I like Linux' design better, but it might be good to put the Linux
/proc assumption in one place, in case you need to port to another *ix
On Thu, Feb 10, 2011 at 4:26 PM, bsergean <bsergean at gmail.com> wrote:
> If you're on Linux you should
> * Have a look at the /proc/ filesystem, there's probably what you want
> Here's a small script that print all the pid/cmd from the process ran
> with your user.
> import os
> import re
> import stat
> from os.path import join
> for pid in (pid for pid in os.listdir('/proc') if re.match('\d',
> cmdline_fn = join('/proc', pid, 'cmdline')

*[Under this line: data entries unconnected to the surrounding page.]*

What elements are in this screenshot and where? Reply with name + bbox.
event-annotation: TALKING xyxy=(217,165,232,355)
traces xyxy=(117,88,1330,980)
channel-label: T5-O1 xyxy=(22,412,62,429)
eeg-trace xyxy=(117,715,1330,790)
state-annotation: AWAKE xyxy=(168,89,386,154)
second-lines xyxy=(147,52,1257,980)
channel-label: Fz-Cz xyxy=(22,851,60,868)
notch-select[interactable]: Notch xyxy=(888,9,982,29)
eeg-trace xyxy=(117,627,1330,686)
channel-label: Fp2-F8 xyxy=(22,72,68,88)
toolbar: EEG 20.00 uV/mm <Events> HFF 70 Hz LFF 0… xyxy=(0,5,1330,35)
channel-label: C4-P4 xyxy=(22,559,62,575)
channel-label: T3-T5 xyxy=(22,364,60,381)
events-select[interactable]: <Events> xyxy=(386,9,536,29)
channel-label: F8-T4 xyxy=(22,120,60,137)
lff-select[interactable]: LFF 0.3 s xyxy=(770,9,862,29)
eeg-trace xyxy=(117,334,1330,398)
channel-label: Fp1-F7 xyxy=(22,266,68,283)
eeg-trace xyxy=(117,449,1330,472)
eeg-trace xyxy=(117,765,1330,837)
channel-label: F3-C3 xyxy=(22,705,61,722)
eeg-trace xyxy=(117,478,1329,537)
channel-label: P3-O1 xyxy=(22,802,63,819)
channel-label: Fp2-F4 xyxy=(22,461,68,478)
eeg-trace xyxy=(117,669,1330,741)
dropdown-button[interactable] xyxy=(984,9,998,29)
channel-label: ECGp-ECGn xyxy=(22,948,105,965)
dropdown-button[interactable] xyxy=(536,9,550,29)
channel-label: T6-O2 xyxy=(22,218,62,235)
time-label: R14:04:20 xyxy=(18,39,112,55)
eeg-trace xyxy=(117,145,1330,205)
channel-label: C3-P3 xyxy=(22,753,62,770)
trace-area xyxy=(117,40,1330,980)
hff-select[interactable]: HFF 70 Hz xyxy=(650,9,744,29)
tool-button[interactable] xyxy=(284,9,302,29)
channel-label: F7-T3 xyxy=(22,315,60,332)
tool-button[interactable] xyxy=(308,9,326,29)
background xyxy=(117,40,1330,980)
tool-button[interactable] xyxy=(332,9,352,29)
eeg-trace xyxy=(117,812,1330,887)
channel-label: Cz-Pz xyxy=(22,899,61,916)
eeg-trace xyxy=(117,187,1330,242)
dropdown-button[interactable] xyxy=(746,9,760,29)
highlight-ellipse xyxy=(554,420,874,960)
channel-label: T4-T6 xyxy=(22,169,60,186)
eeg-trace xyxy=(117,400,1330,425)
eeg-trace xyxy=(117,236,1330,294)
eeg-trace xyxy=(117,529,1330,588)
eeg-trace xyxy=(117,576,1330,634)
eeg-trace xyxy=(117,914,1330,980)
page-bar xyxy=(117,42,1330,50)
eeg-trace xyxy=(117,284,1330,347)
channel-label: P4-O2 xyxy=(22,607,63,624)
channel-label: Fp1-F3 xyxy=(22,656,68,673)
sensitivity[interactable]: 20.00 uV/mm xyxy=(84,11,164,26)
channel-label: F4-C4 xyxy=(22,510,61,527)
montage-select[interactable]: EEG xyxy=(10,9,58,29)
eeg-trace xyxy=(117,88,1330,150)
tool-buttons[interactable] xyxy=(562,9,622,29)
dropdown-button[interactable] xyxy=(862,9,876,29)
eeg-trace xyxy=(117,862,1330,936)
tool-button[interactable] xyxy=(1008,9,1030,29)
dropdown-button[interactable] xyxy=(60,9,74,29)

> cmdline = open(cmdline_fn).read()
> uid = os.stat(cmdline_fn)[stat.ST_UID]
> if os.getuid() == uid:
> print pid, cmdline
> For a more cross-platform solution there's a module that does that (I
> forgot it's name but with some googling you might find it)
> On Feb 9, 1:34 pm, Dan Stromberg <drsali... at gmail.com> wrote:
>> On Wed, Feb 9, 2011 at 11:15 AM, Emile van Sebille <em... at fenx.com> wrote:
>> > On 2/9/2011 10:58 AM octopusgrabbus said...
>> >> I have Python 2.6.6. I would like to get this output
>> >> ps -ef | grep 'fglgo csm'
>> >> into a list. What is the best way to do that? I've been reading the
>> >> documentation, and am lost.
>> >> Thank you.
>> >> cmn
>> > commands.getoutput
>> > Emile
>> Also, consider using "ps -eo pid,comm" (or similar) instead of ps -ef
>> - it should be easier to parse that way.